Wunderschöne Balladen und warme Klangräume treffen auf treibende Bass-Lines – die Niederländerin Kiki Manders und der deutsch-spanische Bassist Jonathan Ihlenfeld Cuñiado stehen für außergewöhnlichen und atmosphärischen Jazz. Die vielseitig talentierte Sängerin mit der ungemein ausdrucksstarken Stimme gehört einer jungen Generation an, die sich nicht mehr nur auf die großen Jazzdiven wie Ella Fitzgerald oder Billie Holiday bezieht, sondern auch jemanden wie die Isländerin Björk zu ihren Inspirationsquellen zählt. Die bedingungslose Reduktion auf Stimme und Bass setzt ein feines und intuitives Bewusstsein füreinander voraus.

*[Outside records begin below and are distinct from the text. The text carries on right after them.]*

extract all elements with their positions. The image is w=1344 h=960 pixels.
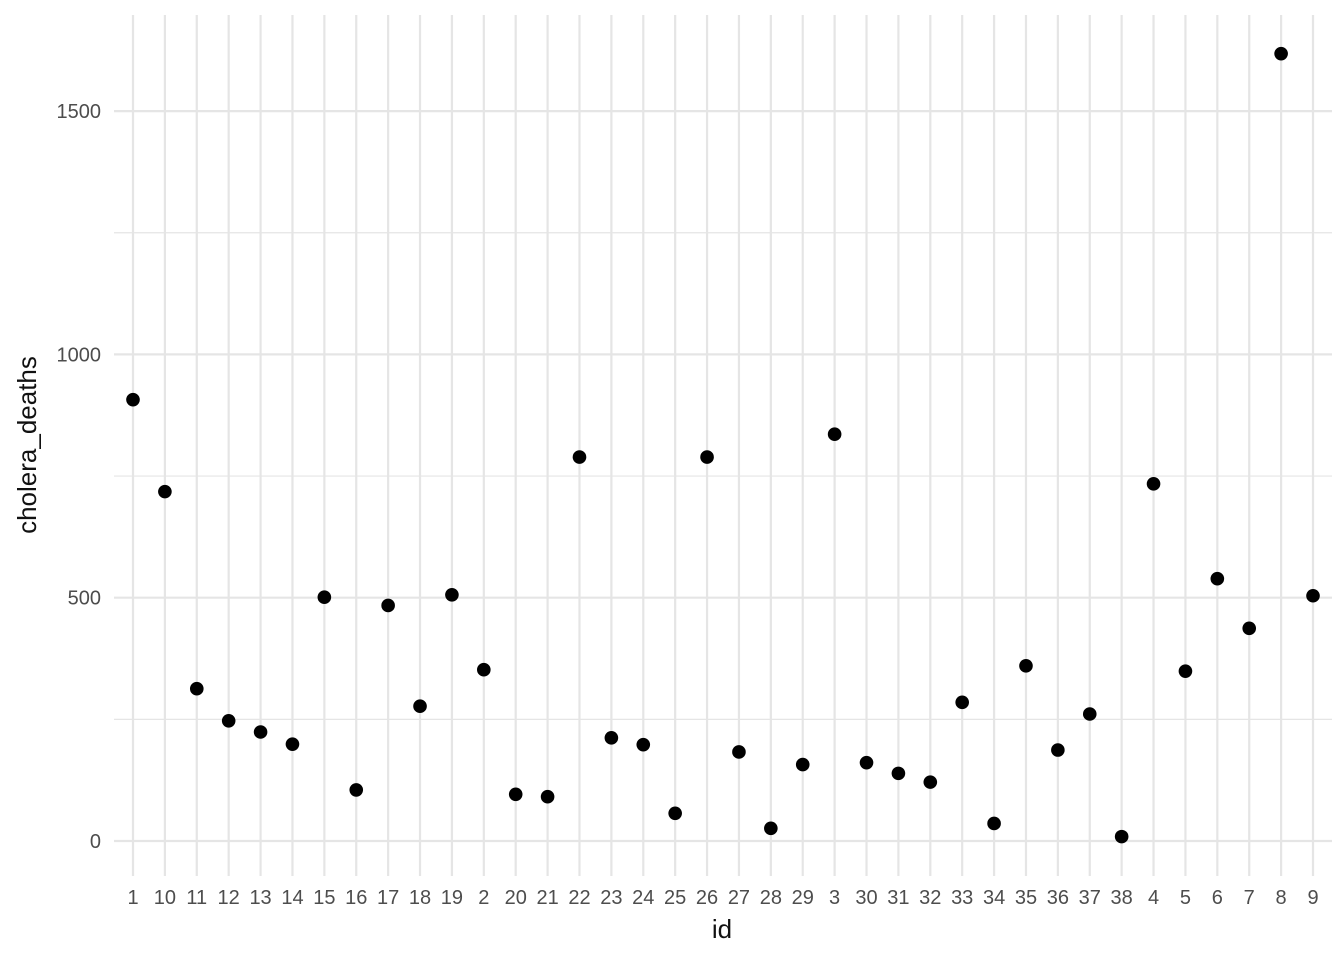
data-point <box>668 806 682 821</box>
data-point <box>955 695 969 710</box>
data-point <box>572 450 587 464</box>
x-tick-label: 3 <box>829 887 840 909</box>
y-tick-label: 1500 <box>57 101 102 123</box>
data-points <box>126 46 1320 844</box>
data-point <box>1306 588 1320 603</box>
x-tick-label: 24 <box>632 887 654 909</box>
x-tick-label: 8 <box>1276 887 1287 909</box>
x-tick-label: 27 <box>728 887 750 909</box>
data-point <box>477 662 491 677</box>
data-point <box>540 789 555 804</box>
x-tick-label: 34 <box>983 887 1005 909</box>
data-point <box>604 731 619 745</box>
data-point <box>764 821 778 836</box>
x-tick-label: 33 <box>951 887 973 909</box>
data-point <box>827 427 842 442</box>
x-tick-label: 22 <box>568 887 590 909</box>
data-point <box>508 787 523 802</box>
minor-gridlines <box>114 232 1332 720</box>
x-tick-label: 1 <box>127 887 138 909</box>
y-tick-label: 500 <box>68 588 101 610</box>
x-tick-label: 30 <box>855 887 877 909</box>
data-point <box>253 725 268 739</box>
data-point <box>413 699 427 714</box>
x-tick-label: 10 <box>154 887 176 909</box>
x-tick-label: 7 <box>1244 887 1255 909</box>
x-tick-label: 25 <box>664 887 686 909</box>
data-point <box>1210 571 1225 586</box>
data-point <box>923 775 938 789</box>
data-point <box>1114 829 1129 844</box>
x-tick-label: 4 <box>1148 887 1159 909</box>
data-point <box>349 783 364 797</box>
x-tick-label: 11 <box>186 887 207 909</box>
x-tick-label: 12 <box>218 887 240 909</box>
data-point <box>1274 46 1288 61</box>
x-tick-label: 21 <box>536 887 558 909</box>
x-tick-label: 9 <box>1307 887 1318 909</box>
x-axis-title: id <box>712 914 732 944</box>
data-point <box>891 766 906 781</box>
data-point <box>126 392 140 407</box>
y-axis-title: cholera_deaths <box>12 356 42 534</box>
data-point <box>636 737 651 752</box>
data-point <box>1051 743 1065 757</box>
x-tick-label: 2 <box>478 887 489 909</box>
x-tick-label: 23 <box>600 887 622 909</box>
x-axis-tick-labels: 1 10 11 12 13 14 15 16 17 18 19 2 20 21 22 23 24 25 26 27 28… <box>127 887 1318 909</box>
data-point <box>987 816 1001 831</box>
data-point <box>445 587 459 602</box>
x-tick-label: 16 <box>345 887 367 909</box>
data-point <box>732 745 746 759</box>
data-point <box>1082 707 1097 721</box>
x-tick-label: 13 <box>249 887 271 909</box>
x-tick-label: 38 <box>1111 887 1133 909</box>
data-point <box>859 755 874 770</box>
x-tick-label: 5 <box>1180 887 1191 909</box>
y-tick-label: 0 <box>90 831 101 853</box>
y-tick-label: 1000 <box>57 344 102 366</box>
x-tick-label: 6 <box>1212 887 1223 909</box>
x-tick-label: 20 <box>505 887 527 909</box>
data-point <box>158 484 172 499</box>
x-tick-label: 19 <box>441 887 463 909</box>
data-point <box>189 681 204 696</box>
x-tick-label: 32 <box>919 887 941 909</box>
x-tick-label: 37 <box>1079 887 1101 909</box>
data-point <box>1146 477 1161 491</box>
data-point <box>1178 664 1193 678</box>
data-point <box>285 737 300 751</box>
x-tick-label: 36 <box>1047 887 1069 909</box>
x-tick-label: 35 <box>1015 887 1037 909</box>
x-tick-label: 31 <box>887 887 909 909</box>
data-point <box>317 590 332 605</box>
y-axis-tick-labels: 0 500 1000 1500 <box>57 101 102 853</box>
x-tick-label: 29 <box>792 887 814 909</box>
data-point <box>795 757 810 772</box>
data-point <box>221 714 236 728</box>
x-tick-label: 14 <box>281 887 303 909</box>
data-point <box>1242 621 1257 636</box>
data-point <box>381 598 395 613</box>
x-tick-label: 17 <box>377 887 399 909</box>
x-tick-label: 26 <box>696 887 718 909</box>
x-tick-label: 18 <box>409 887 431 909</box>
x-tick-label: 15 <box>313 887 335 909</box>
data-point <box>700 450 714 464</box>
x-tick-label: 28 <box>760 887 782 909</box>
data-point <box>1019 659 1033 673</box>
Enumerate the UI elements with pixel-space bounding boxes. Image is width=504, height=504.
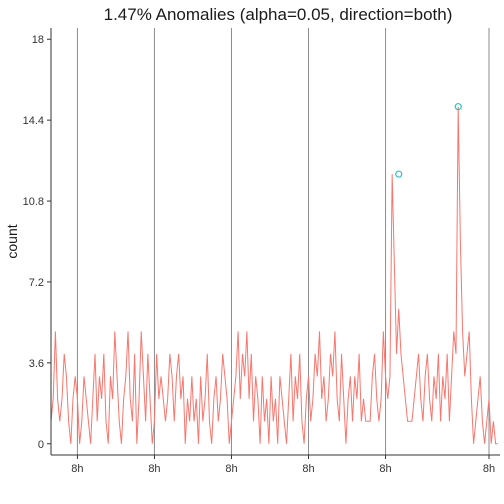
x-tick-label: 8h <box>302 463 314 475</box>
y-tick-label: 3.6 <box>29 358 44 370</box>
x-tick-label: 8h <box>225 463 237 475</box>
series-layer <box>50 106 498 445</box>
anomaly-point-2 <box>454 103 462 111</box>
y-tick-label: 18 <box>32 34 44 46</box>
anomaly-points <box>395 103 462 178</box>
y-tick-label: 7.2 <box>29 277 44 289</box>
y-tick-label: 10.8 <box>23 196 44 208</box>
y-tick-label: 14.4 <box>23 115 44 127</box>
x-tick-label: 8h <box>71 463 83 475</box>
series-line-1 <box>50 106 498 445</box>
x-tick-label: 8h <box>379 463 391 475</box>
x-axis-ticks: 8h 8h 8h 8h 8h 8h <box>71 455 495 475</box>
vertical-lines <box>76 28 490 455</box>
anomaly-point-1 <box>395 170 403 178</box>
y-axis-ticks: 0 3.6 7.2 10.8 14.4 18 <box>23 34 51 451</box>
x-tick-label: 8h <box>483 463 495 475</box>
chart-title: 1.47% Anomalies (alpha=0.05, direction=b… <box>104 5 453 24</box>
x-tick-label: 8h <box>148 463 160 475</box>
y-axis-label: count <box>4 224 20 258</box>
y-tick-label: 0 <box>38 439 44 451</box>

Jonathan, der regelmäßig mit Percussion-Legende Trilok Gurtu durch die Welt tourt, und Kiki lernten sich während ihres Studiums an der Hochschule für Musik in Amsterdam kennen. Schnell stellten sie Gemeinsamkeiten fest: Indische Rhythmik fasziniert die beiden genauso wie die Schönheit eines einfachen Volkslieds, stilistische Einengungen sind ihre Sache nicht. Ihr schönes Duo „Poems of Eve“ veredelt Eigenkompositionen und Arrangements ausgewählter Songs zu Poesie und Geschichten von großer Intimität. Wie beiläufig entsteht dabei ein völlig eigenständiger, experimenteller und im besten Sinn europäischer Jazz.